Telstra has today suffered a major blow following decision by the High Court of Australia to deny it the capability to set access prices for its network.
The telco launched an appeal against an Australian Competition and Consumer Commission (ACCC) decision earlier this month which ruled Telstra must provide network access to competitors for $3.20 a month.
The High Court refused it's claim that enforced wholesale access is a breach of the constitution, and stated the "access regime set out in the Trade Practices Act did not amount to an acquisition of Telstra's property"
"The argument is synthetic and unreal because it proceeds from an unstated premise that Telstra has larger and more ample rights in respect of the PSTN than it has," the High Court said in a statement.
"Those assets were held by a Commonwealth statutory corporation and had previously been held directly by the Executive Government.
The 1991 laws vesting the PSTN and other assets in Telstra, and establishing a regulatory regime providing for access by Telstra's competitors to Telstra's network and services, were not laws with respect to the acquisition of property."
ACCC chair Graeme Samuel said the decision reinstates that the access regime was designed to preserve the Unconditioned Local Loop Service (ULLS) and Line Sharing Service (LSS) for public benefit.
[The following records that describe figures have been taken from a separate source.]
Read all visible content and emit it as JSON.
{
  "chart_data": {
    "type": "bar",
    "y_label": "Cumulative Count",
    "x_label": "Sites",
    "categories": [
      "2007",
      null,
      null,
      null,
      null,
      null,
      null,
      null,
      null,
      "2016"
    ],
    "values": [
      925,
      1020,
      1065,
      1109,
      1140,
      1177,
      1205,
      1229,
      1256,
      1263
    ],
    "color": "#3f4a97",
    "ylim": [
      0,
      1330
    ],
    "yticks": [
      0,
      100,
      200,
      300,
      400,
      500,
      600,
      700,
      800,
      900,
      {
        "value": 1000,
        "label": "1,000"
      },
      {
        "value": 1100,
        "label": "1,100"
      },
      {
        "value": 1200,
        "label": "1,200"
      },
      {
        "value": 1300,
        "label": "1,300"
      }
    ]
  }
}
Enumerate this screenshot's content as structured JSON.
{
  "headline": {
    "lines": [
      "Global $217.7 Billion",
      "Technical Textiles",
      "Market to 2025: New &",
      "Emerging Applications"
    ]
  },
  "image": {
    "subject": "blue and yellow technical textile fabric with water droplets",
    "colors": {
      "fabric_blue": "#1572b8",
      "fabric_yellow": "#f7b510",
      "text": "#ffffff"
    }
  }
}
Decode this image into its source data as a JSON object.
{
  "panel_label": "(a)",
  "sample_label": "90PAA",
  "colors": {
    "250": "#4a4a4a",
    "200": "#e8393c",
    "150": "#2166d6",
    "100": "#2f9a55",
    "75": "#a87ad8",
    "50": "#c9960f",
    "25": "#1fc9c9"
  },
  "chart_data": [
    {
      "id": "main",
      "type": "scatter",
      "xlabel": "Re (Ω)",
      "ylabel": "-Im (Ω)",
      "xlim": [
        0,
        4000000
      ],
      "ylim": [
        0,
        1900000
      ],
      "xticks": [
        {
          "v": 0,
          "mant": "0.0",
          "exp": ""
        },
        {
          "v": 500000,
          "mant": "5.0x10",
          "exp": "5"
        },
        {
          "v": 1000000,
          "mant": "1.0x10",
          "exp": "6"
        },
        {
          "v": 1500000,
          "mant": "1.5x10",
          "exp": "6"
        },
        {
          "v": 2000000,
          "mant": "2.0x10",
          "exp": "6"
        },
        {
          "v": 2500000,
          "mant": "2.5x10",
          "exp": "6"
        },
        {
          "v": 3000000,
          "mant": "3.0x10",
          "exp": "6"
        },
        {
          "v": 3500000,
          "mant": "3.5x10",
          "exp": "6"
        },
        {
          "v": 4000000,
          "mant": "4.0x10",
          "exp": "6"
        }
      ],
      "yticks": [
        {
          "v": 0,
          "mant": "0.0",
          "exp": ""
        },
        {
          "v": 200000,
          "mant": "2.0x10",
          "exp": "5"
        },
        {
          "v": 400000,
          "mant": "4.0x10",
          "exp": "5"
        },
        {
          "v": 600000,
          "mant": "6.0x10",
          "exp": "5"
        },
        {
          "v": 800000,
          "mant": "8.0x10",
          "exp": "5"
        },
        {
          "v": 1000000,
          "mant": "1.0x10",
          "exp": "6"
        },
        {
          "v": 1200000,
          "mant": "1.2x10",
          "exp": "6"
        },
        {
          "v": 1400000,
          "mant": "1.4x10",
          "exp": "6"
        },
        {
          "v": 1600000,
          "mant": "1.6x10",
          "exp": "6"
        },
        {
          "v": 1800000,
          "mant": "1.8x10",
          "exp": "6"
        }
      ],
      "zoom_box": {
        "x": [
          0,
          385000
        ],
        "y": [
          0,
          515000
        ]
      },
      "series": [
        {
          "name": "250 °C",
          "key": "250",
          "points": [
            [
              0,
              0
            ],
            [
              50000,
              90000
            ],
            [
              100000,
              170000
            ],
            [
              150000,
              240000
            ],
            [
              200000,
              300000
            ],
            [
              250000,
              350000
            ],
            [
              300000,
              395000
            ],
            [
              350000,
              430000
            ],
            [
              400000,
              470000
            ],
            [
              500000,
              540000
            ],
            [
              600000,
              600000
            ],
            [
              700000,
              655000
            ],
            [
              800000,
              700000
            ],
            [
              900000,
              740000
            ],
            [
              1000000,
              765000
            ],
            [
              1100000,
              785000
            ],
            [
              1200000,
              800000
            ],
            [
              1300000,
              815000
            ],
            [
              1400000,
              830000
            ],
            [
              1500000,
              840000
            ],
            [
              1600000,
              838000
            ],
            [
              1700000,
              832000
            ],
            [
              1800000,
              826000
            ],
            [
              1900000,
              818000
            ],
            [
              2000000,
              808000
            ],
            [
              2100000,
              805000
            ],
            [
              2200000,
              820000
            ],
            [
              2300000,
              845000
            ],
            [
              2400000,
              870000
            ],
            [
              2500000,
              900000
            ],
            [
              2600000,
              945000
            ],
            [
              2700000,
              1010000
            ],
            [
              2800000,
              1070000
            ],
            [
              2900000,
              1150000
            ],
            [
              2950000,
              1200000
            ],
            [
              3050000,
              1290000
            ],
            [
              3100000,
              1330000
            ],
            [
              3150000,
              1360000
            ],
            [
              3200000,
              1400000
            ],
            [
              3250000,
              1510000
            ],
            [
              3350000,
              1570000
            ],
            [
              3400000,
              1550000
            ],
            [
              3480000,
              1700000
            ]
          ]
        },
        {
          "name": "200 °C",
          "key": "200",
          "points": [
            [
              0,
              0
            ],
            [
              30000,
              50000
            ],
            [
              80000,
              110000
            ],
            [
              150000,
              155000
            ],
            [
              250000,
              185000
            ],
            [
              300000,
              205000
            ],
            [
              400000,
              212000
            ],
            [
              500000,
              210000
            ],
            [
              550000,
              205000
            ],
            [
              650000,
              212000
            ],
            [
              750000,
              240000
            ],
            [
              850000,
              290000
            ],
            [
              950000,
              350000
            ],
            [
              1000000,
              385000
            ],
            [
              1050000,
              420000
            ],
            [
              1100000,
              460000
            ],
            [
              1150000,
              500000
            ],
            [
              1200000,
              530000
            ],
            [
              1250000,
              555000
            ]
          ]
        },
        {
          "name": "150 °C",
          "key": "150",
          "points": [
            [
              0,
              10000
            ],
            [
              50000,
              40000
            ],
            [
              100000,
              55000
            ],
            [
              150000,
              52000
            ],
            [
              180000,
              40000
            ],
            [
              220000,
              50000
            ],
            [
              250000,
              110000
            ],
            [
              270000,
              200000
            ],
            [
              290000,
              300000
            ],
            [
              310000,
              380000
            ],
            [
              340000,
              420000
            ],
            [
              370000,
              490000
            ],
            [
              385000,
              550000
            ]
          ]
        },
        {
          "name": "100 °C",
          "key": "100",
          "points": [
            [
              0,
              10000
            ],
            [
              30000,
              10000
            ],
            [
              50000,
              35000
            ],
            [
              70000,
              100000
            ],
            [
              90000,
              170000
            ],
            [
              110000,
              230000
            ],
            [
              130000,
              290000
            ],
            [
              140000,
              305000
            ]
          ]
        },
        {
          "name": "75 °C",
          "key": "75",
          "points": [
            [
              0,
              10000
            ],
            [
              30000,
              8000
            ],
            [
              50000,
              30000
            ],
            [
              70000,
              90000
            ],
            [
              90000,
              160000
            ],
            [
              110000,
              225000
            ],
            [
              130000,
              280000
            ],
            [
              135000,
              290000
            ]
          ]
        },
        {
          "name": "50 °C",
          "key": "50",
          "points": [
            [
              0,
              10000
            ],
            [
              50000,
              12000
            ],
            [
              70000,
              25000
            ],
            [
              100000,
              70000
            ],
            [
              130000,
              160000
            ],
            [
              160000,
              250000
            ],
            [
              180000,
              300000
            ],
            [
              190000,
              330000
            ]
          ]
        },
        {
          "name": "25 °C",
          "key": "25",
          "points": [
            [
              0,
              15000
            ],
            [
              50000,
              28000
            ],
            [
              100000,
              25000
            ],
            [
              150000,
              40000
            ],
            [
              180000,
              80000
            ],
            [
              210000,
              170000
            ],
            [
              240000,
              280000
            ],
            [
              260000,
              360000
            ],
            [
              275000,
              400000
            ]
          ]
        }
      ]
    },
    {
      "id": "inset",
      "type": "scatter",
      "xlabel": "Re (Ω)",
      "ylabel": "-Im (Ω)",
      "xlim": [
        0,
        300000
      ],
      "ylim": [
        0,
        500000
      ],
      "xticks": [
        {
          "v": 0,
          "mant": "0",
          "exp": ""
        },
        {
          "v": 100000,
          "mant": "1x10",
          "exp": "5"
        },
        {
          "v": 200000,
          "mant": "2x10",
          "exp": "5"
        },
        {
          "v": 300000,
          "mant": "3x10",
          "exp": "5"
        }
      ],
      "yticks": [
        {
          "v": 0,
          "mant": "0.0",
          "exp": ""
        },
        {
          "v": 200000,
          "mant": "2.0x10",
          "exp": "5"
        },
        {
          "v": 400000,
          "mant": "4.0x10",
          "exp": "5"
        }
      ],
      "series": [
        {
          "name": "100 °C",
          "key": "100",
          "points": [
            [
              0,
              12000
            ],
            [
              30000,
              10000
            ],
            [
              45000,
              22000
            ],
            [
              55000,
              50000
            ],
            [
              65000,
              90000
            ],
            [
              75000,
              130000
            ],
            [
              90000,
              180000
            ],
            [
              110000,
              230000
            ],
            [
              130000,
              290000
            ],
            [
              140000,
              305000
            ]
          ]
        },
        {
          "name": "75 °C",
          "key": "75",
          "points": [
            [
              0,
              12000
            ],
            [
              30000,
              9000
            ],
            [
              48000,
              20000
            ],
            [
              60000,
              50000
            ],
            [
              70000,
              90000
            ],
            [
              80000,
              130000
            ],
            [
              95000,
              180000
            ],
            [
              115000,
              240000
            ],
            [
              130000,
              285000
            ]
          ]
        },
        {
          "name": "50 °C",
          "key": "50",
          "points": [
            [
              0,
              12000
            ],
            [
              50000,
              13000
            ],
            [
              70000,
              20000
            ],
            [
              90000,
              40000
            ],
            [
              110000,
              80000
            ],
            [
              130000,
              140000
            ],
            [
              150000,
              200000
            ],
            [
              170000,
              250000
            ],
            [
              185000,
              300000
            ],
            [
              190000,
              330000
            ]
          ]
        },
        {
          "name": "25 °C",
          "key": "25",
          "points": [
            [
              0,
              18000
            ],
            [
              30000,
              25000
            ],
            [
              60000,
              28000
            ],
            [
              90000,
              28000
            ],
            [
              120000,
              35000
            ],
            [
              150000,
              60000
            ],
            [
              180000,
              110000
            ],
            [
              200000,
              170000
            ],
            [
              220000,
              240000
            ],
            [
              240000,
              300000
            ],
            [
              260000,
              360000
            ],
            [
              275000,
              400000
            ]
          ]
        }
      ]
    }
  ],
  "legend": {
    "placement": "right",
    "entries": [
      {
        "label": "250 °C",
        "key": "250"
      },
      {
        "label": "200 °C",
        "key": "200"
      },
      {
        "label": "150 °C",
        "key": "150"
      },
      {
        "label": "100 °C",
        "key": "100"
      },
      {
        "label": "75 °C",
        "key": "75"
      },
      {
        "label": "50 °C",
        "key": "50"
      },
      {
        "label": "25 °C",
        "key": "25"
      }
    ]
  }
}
"Today's ruling provides welcome clarity around the basic regulatory rules which all carriers must abide by," Samuel said.
"[The] ruling removes yet another layer of uncertainty created by the Telstra strategy of continual litigation. It provides welcome encouragement to industry participants using the access regime to continue investments which provide competitive services to end users."
The ACCC previously accused Telstra of double-dipping by charging line access to consumers through standard line rental and ISPs through LSS.
Telstra group managing director Phil Burgess said the decision will dissuade ISPs from investing in infrastructure and labeled the ACCC a "rogue agency".
"Today's decision shows how the law is being used by a rogue government agency, the ACCC, to arbitrarily redistribute the investments of more than one million Australians," Burgess said.
"In some cases this redistribution of wealth means the savings of Australian investors have been handed over to highly-profitable foreign corporations that have no right to be subsidized, least of all by Australian investors."
Group general counsel Will Irving said Tesltra's legal appeal was justified because network costs in Australia are the highest in the world.
"Our competitors now have little reason to invest in their own networks, knowing instead they can simply resell Telstra services," Irving said.
"They can now 'buy' rather than 'build' - a perverse outcome, by any measure.
"We challenged the law because we had a legal and ethical duty on behalf of our shareholders not to stand idly by while the ACCC reduced wholesale prices to some of the lowest levels in the developed world."